South African College Students' Attitudes Regarding Smoke-Free Policies in Public, on Campus, and in Private SpacesS. K. Narula1, C. J. Berg1*, C. Escoffery1and E. Blecher2
- *Corresponding Author:
- Carla J. Berg, PhD
Department of Behavioral Sciences and Health Education
Emory University School of Public Health, 1518 Clifton Road
NE, Room 524, Atlanta, GA 30322, USA
Fax: 404-727- 1369
E-mail: [email protected]
Received October 20, 2011; Accepted December 20, 2011; Published December 24, 2011
Citation: Narula SK, Berg CJ, Escoffery C, Blecher E (2012) South African College Students’ Attitudes Regarding Smoke-Free Policies in Public, on Campus, and in Private Spaces. J Addict Res Ther S1:005. doi:10.4172/2155-6105.S1-005
Copyright: © 2012 Narula SK, et al. This is an open-access article distributed under the terms of the Creative Commons Attribution License, which permits unrestricted use, distribution, and reproduction in any medium, provided the original author and source are credited.

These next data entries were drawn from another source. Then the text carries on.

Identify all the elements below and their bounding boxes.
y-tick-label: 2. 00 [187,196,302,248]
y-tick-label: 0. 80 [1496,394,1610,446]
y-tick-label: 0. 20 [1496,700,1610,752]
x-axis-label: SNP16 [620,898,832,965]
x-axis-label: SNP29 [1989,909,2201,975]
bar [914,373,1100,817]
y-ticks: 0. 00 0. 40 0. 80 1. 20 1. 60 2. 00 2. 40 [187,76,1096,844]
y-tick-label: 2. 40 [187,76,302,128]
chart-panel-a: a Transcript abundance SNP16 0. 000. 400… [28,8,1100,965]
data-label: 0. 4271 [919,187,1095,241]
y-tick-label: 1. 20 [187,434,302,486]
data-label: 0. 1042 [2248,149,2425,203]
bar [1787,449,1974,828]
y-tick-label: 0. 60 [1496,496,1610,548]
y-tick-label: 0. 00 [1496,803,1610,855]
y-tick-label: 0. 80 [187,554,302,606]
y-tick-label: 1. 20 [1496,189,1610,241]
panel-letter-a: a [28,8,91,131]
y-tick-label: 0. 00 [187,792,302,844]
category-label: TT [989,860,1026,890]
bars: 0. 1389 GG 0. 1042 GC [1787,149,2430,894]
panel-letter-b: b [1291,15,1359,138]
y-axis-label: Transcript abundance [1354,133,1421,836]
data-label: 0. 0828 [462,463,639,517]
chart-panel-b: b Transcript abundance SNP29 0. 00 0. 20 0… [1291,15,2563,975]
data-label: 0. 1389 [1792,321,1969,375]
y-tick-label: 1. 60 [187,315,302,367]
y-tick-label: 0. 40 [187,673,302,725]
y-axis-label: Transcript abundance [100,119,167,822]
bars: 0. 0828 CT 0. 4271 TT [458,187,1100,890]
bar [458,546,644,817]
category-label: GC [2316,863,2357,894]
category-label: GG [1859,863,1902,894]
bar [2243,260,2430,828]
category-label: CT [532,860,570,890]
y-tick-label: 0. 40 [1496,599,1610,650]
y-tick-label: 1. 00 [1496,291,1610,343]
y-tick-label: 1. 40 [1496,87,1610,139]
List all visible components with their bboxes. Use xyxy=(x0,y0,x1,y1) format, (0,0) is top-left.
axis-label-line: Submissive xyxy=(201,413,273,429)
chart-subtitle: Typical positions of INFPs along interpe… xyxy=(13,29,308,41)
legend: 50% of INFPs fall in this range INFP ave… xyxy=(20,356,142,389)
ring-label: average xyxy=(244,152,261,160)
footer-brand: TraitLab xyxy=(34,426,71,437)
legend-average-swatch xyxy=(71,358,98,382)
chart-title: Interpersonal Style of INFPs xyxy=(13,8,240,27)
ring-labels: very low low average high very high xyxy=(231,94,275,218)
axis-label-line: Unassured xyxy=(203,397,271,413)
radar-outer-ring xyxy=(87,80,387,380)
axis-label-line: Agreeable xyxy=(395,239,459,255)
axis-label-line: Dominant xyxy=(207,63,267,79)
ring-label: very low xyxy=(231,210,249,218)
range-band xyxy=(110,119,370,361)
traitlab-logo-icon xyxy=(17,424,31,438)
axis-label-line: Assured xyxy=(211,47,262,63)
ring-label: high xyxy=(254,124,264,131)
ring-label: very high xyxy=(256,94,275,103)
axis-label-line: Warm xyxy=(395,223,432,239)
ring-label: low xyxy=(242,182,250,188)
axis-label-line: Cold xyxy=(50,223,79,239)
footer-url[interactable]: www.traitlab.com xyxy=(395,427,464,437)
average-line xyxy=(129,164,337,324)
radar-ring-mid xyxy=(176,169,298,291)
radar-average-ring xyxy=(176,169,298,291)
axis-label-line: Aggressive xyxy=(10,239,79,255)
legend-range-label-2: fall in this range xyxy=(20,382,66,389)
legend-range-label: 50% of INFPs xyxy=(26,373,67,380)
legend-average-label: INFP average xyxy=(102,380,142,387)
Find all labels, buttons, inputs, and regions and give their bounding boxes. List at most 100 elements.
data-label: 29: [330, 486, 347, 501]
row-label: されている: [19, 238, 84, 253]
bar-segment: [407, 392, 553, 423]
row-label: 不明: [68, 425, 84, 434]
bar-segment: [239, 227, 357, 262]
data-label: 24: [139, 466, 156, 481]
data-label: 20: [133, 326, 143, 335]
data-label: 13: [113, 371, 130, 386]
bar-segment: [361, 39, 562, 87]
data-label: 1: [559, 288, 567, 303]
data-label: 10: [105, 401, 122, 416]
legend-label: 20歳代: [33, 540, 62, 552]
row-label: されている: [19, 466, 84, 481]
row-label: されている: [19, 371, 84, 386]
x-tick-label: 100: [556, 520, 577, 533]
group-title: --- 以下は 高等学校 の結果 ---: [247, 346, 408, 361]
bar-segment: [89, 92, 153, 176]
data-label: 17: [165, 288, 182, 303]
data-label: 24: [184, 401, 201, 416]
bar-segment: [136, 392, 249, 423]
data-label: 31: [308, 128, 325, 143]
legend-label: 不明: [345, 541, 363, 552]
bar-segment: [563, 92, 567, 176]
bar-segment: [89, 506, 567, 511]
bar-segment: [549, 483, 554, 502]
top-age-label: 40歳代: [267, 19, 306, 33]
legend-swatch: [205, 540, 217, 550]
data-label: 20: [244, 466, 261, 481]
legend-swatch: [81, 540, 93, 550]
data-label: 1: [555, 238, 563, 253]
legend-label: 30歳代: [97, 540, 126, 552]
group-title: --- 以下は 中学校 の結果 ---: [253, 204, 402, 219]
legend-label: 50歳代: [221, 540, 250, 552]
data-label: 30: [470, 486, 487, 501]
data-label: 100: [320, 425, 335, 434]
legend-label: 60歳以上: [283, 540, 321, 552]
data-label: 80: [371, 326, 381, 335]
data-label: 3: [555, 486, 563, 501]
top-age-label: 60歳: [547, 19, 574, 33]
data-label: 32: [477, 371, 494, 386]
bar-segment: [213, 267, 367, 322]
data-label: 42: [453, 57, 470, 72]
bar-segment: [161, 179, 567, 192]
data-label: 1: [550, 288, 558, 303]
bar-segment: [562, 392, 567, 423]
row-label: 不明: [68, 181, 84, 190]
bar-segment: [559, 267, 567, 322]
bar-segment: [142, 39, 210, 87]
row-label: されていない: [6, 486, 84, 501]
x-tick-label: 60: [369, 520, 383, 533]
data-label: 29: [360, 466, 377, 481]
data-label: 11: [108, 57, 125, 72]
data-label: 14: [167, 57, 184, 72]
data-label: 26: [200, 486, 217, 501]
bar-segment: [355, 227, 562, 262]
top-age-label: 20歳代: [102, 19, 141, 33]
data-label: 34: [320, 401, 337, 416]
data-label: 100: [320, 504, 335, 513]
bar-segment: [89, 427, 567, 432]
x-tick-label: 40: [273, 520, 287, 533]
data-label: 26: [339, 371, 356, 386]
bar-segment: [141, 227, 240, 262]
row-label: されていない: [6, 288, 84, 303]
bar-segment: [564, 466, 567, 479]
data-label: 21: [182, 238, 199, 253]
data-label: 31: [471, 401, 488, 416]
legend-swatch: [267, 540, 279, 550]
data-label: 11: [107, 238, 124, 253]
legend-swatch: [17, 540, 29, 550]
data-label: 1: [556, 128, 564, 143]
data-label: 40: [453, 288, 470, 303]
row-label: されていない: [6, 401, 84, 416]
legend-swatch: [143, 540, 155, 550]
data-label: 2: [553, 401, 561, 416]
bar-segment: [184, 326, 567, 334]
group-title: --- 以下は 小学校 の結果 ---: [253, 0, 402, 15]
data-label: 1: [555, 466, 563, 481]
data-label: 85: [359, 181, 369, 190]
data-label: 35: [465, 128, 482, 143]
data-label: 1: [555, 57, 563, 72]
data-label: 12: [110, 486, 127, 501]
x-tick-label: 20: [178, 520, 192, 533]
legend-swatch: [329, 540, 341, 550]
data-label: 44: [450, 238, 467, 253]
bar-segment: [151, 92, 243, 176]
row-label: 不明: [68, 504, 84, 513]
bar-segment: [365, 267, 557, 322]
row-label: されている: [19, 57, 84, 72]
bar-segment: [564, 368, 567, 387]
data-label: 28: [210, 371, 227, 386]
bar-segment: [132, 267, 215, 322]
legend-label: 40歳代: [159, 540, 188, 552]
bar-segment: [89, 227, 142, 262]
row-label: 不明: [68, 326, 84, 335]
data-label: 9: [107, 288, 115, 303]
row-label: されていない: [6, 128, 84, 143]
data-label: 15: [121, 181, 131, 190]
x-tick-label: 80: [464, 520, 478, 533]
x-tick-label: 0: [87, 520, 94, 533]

Background: Despite the increase in smoke-free policies globally, there has been limited research regarding reactions to them among young adults. Thus, the objectives of the current study are to examine smoking behaviors and attitudes toward smoke-free policies among South African college students. Design and Methods: In Summer 2010, University of Cape Town students were recruited for surveys and focus groups through fliers and classroom announcements. Survey assessments included sociodemographics, smoking behaviors, and attitudes toward smoke-free policies. The online survey was completed by 103 college students, and 4 focus groups among 27 college smokers were conducted. Results: Of 103 survey participants, 41.7% (n=43) were current (past 30-day) smokers. Correlates of current smoking included being male (OR=0.32, p=.020), having more friends that smoke (OR=1.32, p=.031), more frequently consuming alcohol (OR=1.07, p=.060), and having used marijuana in the past 30 days (OR=3.75, p=.029). Participants reported high levels of approval of smoke-free policies in public (93.2%) and on campus (60.2%) and frequently implemented smoke-free policies in their homes (67.0%) and cars (73.8%). Correlates of receptivity to public policies included not living with smokers (p=.020) and being nonsmokers (p=.003). Receptivity to a smoke-free campus was associated with fewer friends who smoke (p=.022), having nonsmoking parents (p=.014), and being nonsmokers (p<.001). Correlates of having a smoke-free home included not using alcohol in the past 30 days (p=.053), having nonsmoking parents (p=.024), and not living with smokers (p<.001). Having a smoke-free car was associated with not recently using alcohol (p=.002), living on campus (p=.037), and being nonsmokers (p=.009). Focus group data indicated that, despite support for smoke-free policies, enforcement of public and campus policies is limited. Conclusions: Future tobacco control efforts might focus cessation among young adults and enforcement of existing public and campus policies in South Africa.